Again, the J-Link developers turned to the SEGGER software team’s middleware, such as emLoad and emFile.

It quickly became clear that data compression would be of an advantage to reduce download times and data storage requirements, hence the development of emCompress that allows firmware images on a host to be compressed and then decompressed on the embedded side. This not only minimizes the download speed but also reduces the memory requirements during firmware updates as images can be decompressed directly into code flash. High end J-Link and J-Trace units run time FPGA images are decompressed at power up, saving considerable non-volatile storage.

J-Link and Cross host user interfaces

Graphical User Interfaces (GUI) across multiple host operating systems has become essential, especially with the growing popularity of Linux. Two options have emerged, embedded graphical displays (such as TFT display) or the use of a host browser to access embedded HTML.

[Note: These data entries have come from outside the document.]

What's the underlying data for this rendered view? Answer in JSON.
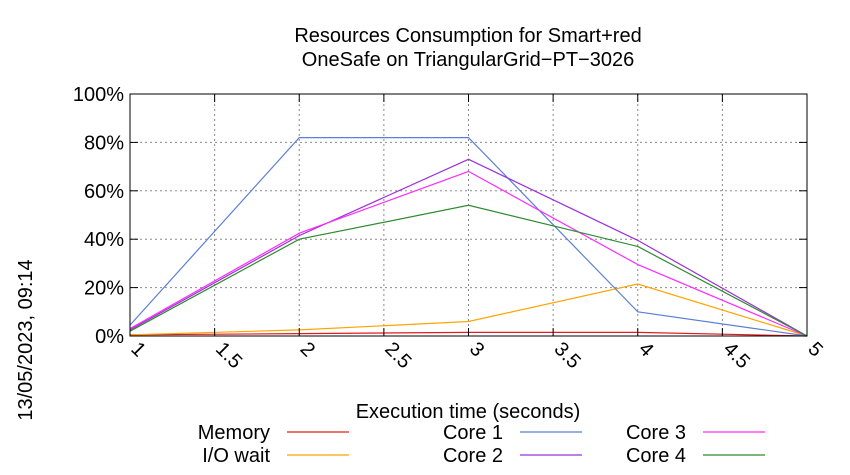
{
  "chart_data": {
    "type": "line",
    "title": [
      "Resources Consumption for Smart+red",
      "OneSafe on TriangularGrid−PT−3026"
    ],
    "xlabel": "Execution time (seconds)",
    "ylabel": "",
    "xlim": [
      1,
      5
    ],
    "ylim": [
      0,
      100
    ],
    "xticks": [
      "1",
      "1.5",
      "2",
      "2.5",
      "3",
      "3.5",
      "4",
      "4.5",
      "5"
    ],
    "yticks": [
      "0%",
      "20%",
      "40%",
      "60%",
      "80%",
      "100%"
    ],
    "grid": true,
    "legend_position": "bottom",
    "timestamp": "13/05/2023, 09:14",
    "x": [
      1,
      2,
      3,
      4,
      5
    ],
    "series": [
      {
        "name": "Memory",
        "color": "#e41a1c",
        "values": [
          0.5,
          1,
          1.5,
          1.5,
          0
        ]
      },
      {
        "name": "I/O wait",
        "color": "#ffa500",
        "values": [
          0.5,
          2.5,
          6,
          21.5,
          0
        ]
      },
      {
        "name": "Core 1",
        "color": "#5b7fd6",
        "values": [
          4.5,
          82,
          82,
          10,
          0
        ]
      },
      {
        "name": "Core 2",
        "color": "#9b30d9",
        "values": [
          2.5,
          41.5,
          73,
          39.5,
          0
        ]
      },
      {
        "name": "Core 3",
        "color": "#ff2bff",
        "values": [
          3,
          42.5,
          68,
          29.5,
          0
        ]
      },
      {
        "name": "Core 4",
        "color": "#2e8b2e",
        "values": [
          2,
          40,
          54,
          37,
          0
        ]
      }
    ]
  }
}
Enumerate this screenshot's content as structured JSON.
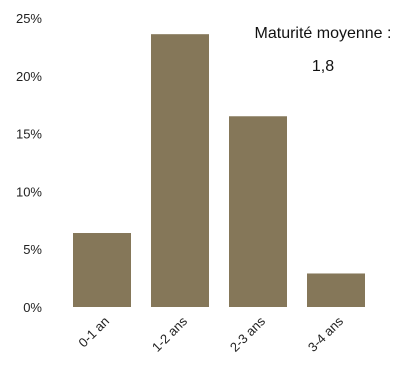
{
  "chart_data": {
    "type": "bar",
    "categories": [
      "0-1 an",
      "1-2 ans",
      "2-3 ans",
      "3-4 ans"
    ],
    "values": [
      6.4,
      23.6,
      16.5,
      2.9
    ],
    "ylim": [
      0,
      25
    ],
    "yticks": [
      0,
      5,
      10,
      15,
      20,
      25
    ],
    "ytick_format": "percent",
    "grid": false,
    "bar_color": "#857759",
    "annotation": {
      "line1": "Maturité moyenne :",
      "line2": "1,8"
    }
  }
}
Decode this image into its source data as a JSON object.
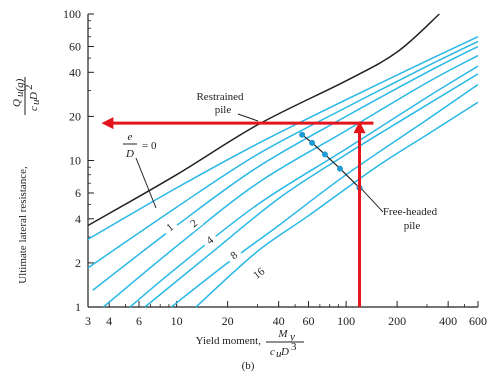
{
  "chart_data": {
    "type": "line",
    "xscale": "log",
    "yscale": "log",
    "xlim": [
      3,
      600
    ],
    "ylim": [
      1,
      100
    ],
    "x_ticks": [
      3,
      4,
      6,
      10,
      20,
      40,
      60,
      100,
      200,
      400,
      600
    ],
    "y_ticks": [
      1,
      2,
      4,
      6,
      10,
      20,
      40,
      60,
      100
    ],
    "xlabel": {
      "prefix": "Yield moment,",
      "numerator": "M",
      "numerator_sub": "y",
      "denominator": "c",
      "denominator_sub": "u",
      "denominator_rest": "D",
      "denominator_exp": "3"
    },
    "ylabel": {
      "prefix": "Ultimate lateral resistance,",
      "numerator": "Q",
      "numerator_sub": "u(g)",
      "denominator": "c",
      "denominator_sub": "u",
      "denominator_rest": "D",
      "denominator_exp": "2"
    },
    "caption": "(b)",
    "colors": {
      "restrained": "#222222",
      "free_headed": "#29b8e6",
      "arrow": "#e3141b",
      "marker": "#1e9ad6"
    },
    "restrained_curve": {
      "label_line1": "Restrained",
      "label_line2": "pile",
      "points": [
        [
          3,
          3.6
        ],
        [
          10,
          8
        ],
        [
          30,
          17.5
        ],
        [
          100,
          35
        ],
        [
          200,
          55
        ],
        [
          355,
          100
        ]
      ]
    },
    "free_headed_label": {
      "line1": "Free-headed",
      "line2": "pile"
    },
    "series": [
      {
        "name": "e/D = 0",
        "points": [
          [
            3,
            2.9
          ],
          [
            10,
            6.5
          ],
          [
            30,
            13
          ],
          [
            100,
            26
          ],
          [
            300,
            48
          ],
          [
            600,
            70
          ]
        ]
      },
      {
        "name": "1",
        "points": [
          [
            3,
            1.85
          ],
          [
            10,
            4.8
          ],
          [
            30,
            11
          ],
          [
            100,
            23
          ],
          [
            300,
            44
          ],
          [
            600,
            65
          ]
        ]
      },
      {
        "name": "2",
        "points": [
          [
            3.2,
            1.3
          ],
          [
            10,
            3.6
          ],
          [
            30,
            9
          ],
          [
            100,
            20
          ],
          [
            300,
            40
          ],
          [
            600,
            60
          ]
        ]
      },
      {
        "name": "4",
        "points": [
          [
            3.7,
            1.0
          ],
          [
            10,
            2.6
          ],
          [
            30,
            7
          ],
          [
            100,
            16
          ],
          [
            300,
            34
          ],
          [
            600,
            52
          ]
        ]
      },
      {
        "name": "8",
        "points": [
          [
            5.3,
            1.0
          ],
          [
            10,
            1.85
          ],
          [
            30,
            5
          ],
          [
            100,
            12
          ],
          [
            300,
            27
          ],
          [
            600,
            44
          ]
        ]
      },
      {
        "name": "16",
        "points": [
          [
            9.3,
            1.0
          ],
          [
            20,
            2
          ],
          [
            40,
            3.6
          ],
          [
            100,
            8
          ],
          [
            300,
            19
          ],
          [
            600,
            33
          ]
        ]
      },
      {
        "name": "",
        "points": [
          [
            6.5,
            1.0
          ],
          [
            15,
            2.2
          ],
          [
            40,
            5.5
          ],
          [
            100,
            11
          ],
          [
            300,
            24
          ],
          [
            600,
            39
          ]
        ]
      },
      {
        "name": "",
        "points": [
          [
            13,
            1.0
          ],
          [
            30,
            2.4
          ],
          [
            60,
            4.2
          ],
          [
            150,
            9
          ],
          [
            300,
            15
          ],
          [
            600,
            25
          ]
        ]
      }
    ],
    "free_headed_points": [
      [
        55,
        15
      ],
      [
        63,
        13.2
      ],
      [
        75,
        11
      ],
      [
        92,
        8.8
      ],
      [
        120,
        6.5
      ]
    ],
    "curve_labels": [
      {
        "text": "e",
        "sub": "D",
        "suffix": "= 0"
      },
      {
        "text": "1"
      },
      {
        "text": "2"
      },
      {
        "text": "4"
      },
      {
        "text": "8"
      },
      {
        "text": "16"
      }
    ],
    "arrows": {
      "vertical_x": 120,
      "horizontal_y": 18,
      "vertical_from_y": 1,
      "horizontal_from_x": 145,
      "horizontal_to_x": 3.6
    }
  }
}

A good example of the embedded Graphical display is the SEGGER Flasher Portable (which shares significant hardware and software DNA with J-Link) that includes a TFT to display user feedback on the programming cycle and status information which uses emWin. To speed up and test the GUI development, AppWizard was used to first simulate the functionality on the host before embedding the generated C code into the final emWin firmware.

The J-Link debuggers also needed a way to interact with users independently from any integrated development environment (IDE) on multiple hosts. The emWeb HTML server was developed and integrated into the J-Link firmware to offer status information /configuration via web browsers rather than dedicated host applications.

J-Link and secure and anti-cloning production programming

It is an unfortunate truth that embedded firmware images are open to abuse during manufacture and while performing in field updates. J-Link itself has historically been vulnerable to cloning and action was needed to secure the valuable firmware during manufacture as well as assuring it would only run on SEGGER produced hardware.

Once more, the SEGGER software team developed solutions to prohibit cloning during manufacture as well as validation of firmware and hardware combinations during field updates.

The emSecure software package is a digital signature suite that allows the creation and verification of digital assets, making it impossible to create a clone by simply copying hardware and firmware of an embedded device. That is of course just the beginning: it also secures firmware updates to embedded devices and authenticates licenses, serial numbers and other sensitive data.


SEGGER’s continued enhancement of the industry leading J-Link debugger for embedded cores such as Arm, RISC-V and RX, has driven or been built upon the powerful, fast, reliable and efficient SEGGER middleware, of which the embedded engineers of the world can now take full advantage.

SEGGER middleware, developed, tested and implemented for the most challenging of embedded environments.